We identified two coagulation subclusters and constructed a risk score model using CRLncSig in CRC, where the patients in cluster 2 and the low-risk group had a better prognosis. The cluster and CRLncSig were confirmed as the independent risk factors, and a CRLncSig-based nomogram exhibited a robust prognostic performance. Notably, the cluster and CRLncSig were identified as the indicators of immune cell infiltration, immunoreactivity phenotype, and immunotherapy efficiency.

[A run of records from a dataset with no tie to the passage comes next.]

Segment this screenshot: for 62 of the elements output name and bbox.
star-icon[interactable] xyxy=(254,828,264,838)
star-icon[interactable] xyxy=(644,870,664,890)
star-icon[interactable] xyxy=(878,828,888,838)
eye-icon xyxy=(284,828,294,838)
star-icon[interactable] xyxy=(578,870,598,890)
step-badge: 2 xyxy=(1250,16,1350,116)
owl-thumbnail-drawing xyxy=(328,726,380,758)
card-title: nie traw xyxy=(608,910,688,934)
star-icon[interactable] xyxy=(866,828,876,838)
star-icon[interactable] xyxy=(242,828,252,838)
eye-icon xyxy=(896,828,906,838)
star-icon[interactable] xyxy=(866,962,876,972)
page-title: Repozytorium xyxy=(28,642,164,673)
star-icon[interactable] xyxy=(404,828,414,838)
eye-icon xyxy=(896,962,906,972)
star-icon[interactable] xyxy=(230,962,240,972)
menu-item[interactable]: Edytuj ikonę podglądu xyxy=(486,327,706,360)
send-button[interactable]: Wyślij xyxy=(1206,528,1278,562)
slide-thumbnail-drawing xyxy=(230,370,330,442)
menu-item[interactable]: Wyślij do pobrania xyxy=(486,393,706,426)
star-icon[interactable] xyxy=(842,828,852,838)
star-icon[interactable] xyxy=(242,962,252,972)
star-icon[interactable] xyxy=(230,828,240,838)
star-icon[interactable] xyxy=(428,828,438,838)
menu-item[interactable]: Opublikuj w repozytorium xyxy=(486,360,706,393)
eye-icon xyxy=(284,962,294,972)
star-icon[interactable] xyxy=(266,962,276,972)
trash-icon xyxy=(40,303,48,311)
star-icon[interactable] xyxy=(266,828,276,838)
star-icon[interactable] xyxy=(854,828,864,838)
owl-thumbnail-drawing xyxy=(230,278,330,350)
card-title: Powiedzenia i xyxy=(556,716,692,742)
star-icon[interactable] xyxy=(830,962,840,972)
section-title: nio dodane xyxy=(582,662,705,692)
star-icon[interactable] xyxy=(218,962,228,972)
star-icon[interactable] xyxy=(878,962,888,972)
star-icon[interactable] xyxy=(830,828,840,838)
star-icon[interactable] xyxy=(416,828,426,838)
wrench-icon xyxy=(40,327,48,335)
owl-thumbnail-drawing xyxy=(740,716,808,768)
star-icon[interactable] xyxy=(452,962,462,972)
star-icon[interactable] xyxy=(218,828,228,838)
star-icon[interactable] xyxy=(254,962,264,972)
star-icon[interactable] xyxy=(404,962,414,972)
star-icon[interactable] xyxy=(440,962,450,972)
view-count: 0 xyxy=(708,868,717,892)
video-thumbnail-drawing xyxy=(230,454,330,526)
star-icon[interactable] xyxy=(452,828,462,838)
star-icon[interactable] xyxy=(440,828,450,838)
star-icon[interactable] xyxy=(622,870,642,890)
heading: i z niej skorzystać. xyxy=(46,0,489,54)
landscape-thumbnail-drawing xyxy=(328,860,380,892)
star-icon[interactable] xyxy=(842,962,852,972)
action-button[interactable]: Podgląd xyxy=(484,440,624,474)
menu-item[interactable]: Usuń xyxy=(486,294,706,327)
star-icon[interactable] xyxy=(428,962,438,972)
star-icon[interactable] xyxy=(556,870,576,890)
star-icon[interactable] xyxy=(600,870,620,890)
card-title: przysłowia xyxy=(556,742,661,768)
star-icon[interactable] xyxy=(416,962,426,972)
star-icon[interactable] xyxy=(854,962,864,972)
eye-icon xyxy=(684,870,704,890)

In addition, we identified a new endogenous network of competing CRLs with microRNA/mRNA, which will provide a foundation for future mechanistic studies of CRLs in the malignant progression of CRC. Moreover, CRLncSig strongly correlated with drug susceptibility.
We developed a reliable CRLncSig to predict the prognosis, immune landscape, immunotherapy response, and drug sensitivity in patients with CRC, which might facilitate optimizing risk stratification, guiding the applications of immunotherapy, and individualized treatments for CRC.
凝血在肿瘤微环境、癌症进展和预后评估中起着至关重要的作用。然而,凝血相关长非编码 RNA(CRLncRNA)在结直肠癌(CRC)中的作用仍不清楚。在本研究中,构建了一个集成的计算框架,以开发一种新的凝血相关 lncRNA 特征(CRLncSig),对 CRC 患者的预后进行分层,预测 CRC 患者对免疫治疗和化疗的反应,并探讨潜在的分子机制。
使用来自癌症基因组图谱(TCGA)的 CRC 样本作为训练集,同时使用来自基因表达综合数据库(GEO)数据集的大量或单细胞 RNA 转录组学以及来自 CRC 细胞系和配对冷冻组织的实时定量 PCR(RT-qPCR)数据进行验证。我们对 CRL 进行无监督共识聚类,将患者分为不同的分子亚型。然后,我们使用逐步回归建立 CRLncSig 风险模型,将患者分为高风险和低风险组。随后,使用多种生物信息学算法在患者亚组中探索预后、生物途径改变、免疫微环境、免疫治疗反应和药物敏感性。此外,使用加权基因共表达网络分析构建 lncRNA-miRNA-mRNA 竞争内源性网络。使用 RT-qPCR 测定 CRLncSig、免疫检查点和免疫抑制剂的表达水平。
我们鉴定了两个凝血亚群,并使用 CRC 中的 CRLncSig 构建了风险评分模型,其中亚群 2 和低风险组的患者预后更好。亚群和 CRLncSig 被确认为独立的危险因素,基于 CRLncSig 的列线图表现出强大的预后性能。值得注意的是,亚群和 CRLncSig 被鉴定为免疫细胞浸润、免疫反应表型和免疫治疗效率的指标。此外,我们鉴定了一个新的具有 microRNA/mRNA 的竞争 CRL 内源性网络,这将为未来 CRC 恶性进展中 CRL 的机制研究提供基础。此外,CRLncSig 与药物敏感性强烈相关。
我们开发了一种可靠的 CRLncSig,用于预测 CRC 患者的预后、免疫景观、免疫治疗反应和药物敏感性,这可能有助于优化风险分层、指导免疫治疗的应用和 CRC 的个体化治疗。